I ran across an interview today with Richard Nash. If you meet any of the following criteria, you should read it:
- You are a writer.
- You are an editor.
- You are a publisher.
- You are a living organism.
As regular readers know, Richard is putting together a start-up called Cursor. I believe this venture is the right idea at the right time, and I hope Richard makes a go of it precisely because Cursor is not simply another publishing vanity. It is, rather, a proof-of-concept for a new, internet-age publishing model that emphasizes the reader-writer relationship.
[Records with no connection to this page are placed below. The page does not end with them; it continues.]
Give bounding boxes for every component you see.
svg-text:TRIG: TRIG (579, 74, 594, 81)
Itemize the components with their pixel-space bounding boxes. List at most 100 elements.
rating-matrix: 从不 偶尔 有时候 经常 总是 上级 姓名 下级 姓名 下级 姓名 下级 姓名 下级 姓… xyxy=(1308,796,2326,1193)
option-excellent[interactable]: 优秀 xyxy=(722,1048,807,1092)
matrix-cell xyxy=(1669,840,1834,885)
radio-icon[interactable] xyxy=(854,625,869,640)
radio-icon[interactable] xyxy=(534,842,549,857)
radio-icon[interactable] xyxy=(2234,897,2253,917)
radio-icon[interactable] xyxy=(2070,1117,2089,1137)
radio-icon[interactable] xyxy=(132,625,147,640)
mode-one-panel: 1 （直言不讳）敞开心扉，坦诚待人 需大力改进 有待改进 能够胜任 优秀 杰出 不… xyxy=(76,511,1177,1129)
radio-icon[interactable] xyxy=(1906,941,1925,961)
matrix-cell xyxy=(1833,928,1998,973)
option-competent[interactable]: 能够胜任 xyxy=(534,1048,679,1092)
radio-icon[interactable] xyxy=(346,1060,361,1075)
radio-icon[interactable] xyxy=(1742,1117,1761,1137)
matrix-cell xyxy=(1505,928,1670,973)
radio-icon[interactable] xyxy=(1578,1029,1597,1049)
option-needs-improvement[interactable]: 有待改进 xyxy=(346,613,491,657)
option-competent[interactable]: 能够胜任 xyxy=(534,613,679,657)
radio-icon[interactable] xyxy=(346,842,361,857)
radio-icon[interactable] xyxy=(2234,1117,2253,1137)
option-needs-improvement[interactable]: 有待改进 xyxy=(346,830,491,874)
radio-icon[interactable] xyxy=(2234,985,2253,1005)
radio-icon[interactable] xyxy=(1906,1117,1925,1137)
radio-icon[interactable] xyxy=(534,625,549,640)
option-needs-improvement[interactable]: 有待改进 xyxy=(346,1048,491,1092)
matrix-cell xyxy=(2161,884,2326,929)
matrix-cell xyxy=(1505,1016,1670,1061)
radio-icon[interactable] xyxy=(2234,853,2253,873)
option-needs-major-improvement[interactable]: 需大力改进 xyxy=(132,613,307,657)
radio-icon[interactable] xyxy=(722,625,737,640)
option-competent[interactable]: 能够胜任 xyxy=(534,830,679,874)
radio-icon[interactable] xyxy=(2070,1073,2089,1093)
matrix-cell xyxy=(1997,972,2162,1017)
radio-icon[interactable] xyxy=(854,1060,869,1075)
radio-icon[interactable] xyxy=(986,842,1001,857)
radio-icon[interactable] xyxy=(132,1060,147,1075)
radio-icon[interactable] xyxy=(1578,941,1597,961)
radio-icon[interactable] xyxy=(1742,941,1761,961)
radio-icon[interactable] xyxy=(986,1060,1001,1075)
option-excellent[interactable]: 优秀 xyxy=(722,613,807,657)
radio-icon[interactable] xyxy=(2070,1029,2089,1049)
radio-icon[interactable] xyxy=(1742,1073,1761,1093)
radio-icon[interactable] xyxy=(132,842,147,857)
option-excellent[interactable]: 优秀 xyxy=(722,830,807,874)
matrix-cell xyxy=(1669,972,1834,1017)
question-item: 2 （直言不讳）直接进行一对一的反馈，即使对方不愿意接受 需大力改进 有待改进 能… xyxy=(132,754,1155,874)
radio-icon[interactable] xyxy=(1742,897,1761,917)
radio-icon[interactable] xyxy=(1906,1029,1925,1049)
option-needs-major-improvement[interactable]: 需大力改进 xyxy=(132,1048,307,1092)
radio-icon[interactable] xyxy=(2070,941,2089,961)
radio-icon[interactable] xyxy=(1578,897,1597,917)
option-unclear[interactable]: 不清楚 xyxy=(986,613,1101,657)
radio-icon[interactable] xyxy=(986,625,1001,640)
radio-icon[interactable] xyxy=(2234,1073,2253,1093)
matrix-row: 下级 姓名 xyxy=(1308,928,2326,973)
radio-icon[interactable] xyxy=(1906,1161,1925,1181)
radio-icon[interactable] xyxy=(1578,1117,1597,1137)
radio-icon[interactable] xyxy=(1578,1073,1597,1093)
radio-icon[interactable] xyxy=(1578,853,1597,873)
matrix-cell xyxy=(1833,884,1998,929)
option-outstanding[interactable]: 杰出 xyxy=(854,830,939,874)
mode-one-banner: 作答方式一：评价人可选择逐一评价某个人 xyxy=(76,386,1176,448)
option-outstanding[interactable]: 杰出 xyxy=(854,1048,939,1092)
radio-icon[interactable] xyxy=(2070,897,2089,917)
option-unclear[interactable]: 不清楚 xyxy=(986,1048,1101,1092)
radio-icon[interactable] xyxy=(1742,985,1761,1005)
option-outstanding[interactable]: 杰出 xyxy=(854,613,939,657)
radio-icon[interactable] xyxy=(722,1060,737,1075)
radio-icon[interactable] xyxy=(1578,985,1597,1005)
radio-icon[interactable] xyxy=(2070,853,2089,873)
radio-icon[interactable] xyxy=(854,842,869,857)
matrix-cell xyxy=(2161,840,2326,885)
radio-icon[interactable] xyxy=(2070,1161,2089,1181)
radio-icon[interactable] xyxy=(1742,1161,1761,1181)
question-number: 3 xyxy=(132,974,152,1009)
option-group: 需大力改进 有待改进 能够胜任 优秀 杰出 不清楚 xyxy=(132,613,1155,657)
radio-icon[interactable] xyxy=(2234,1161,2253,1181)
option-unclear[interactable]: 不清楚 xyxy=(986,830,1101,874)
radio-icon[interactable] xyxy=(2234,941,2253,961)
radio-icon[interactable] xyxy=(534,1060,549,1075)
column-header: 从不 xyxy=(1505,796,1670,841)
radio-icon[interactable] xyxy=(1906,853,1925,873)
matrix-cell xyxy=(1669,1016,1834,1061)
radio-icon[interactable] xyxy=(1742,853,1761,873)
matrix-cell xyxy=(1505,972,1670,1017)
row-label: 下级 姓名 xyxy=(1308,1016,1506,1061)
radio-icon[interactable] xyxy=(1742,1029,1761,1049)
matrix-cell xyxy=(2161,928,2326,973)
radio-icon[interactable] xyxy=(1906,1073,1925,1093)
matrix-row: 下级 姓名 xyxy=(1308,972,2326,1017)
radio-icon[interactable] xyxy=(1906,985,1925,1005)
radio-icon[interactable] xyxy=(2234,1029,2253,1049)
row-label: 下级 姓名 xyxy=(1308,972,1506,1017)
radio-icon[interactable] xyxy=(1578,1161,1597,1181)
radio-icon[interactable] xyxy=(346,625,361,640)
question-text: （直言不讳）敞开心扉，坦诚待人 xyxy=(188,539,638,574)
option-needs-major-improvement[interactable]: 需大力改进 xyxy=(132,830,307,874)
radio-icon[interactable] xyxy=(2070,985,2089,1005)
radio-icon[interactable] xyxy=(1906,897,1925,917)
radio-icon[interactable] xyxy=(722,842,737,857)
That’s precisely why I’m here. Because I can write these words and you can read them without anybody else getting in the way or taking a cut or telling me I need to spice up my dialogue or throw in a torture scene or a vampire. And Richard Nash knows this:
The way I sort of think about this philosophically is that the reader pays a certain price for something. And everybody who takes a piece of that on route back to the author has to justify it. A lot of us have been failing to justify that big chunk of the reader’s money. It’s partly the reader’s money and partly the writer’s money. It’s the money the reader wants to give the writer for that experience. And typically, 10 to 15 percent of it actually makes it there.
The new reality is that writers do not need publishers in order to connect with readers. Publishers may be helpful in scaling up a writer’s readership, or in providing editing and publishing services, but they are no longer necessary intermediaries between writer and reader. And I know that’s true because this blog doesn’t have a publisher. Or rather, I’m the publisher.
This change is so great, so complete, that what everyone is looking for right now is a compass heading. Even if the destination is beyond the horizon, even if it’s going to be hell getting there, what everyone wants to know is that they’re at least on the right course. Maybe not the exact course, but headed in the right direction.
Richard Nash is headed in the right direction. You won’t agree with everything Richard says, but when you’re done reading the interview you’ll have a much better sense of where you are, and where you should be going.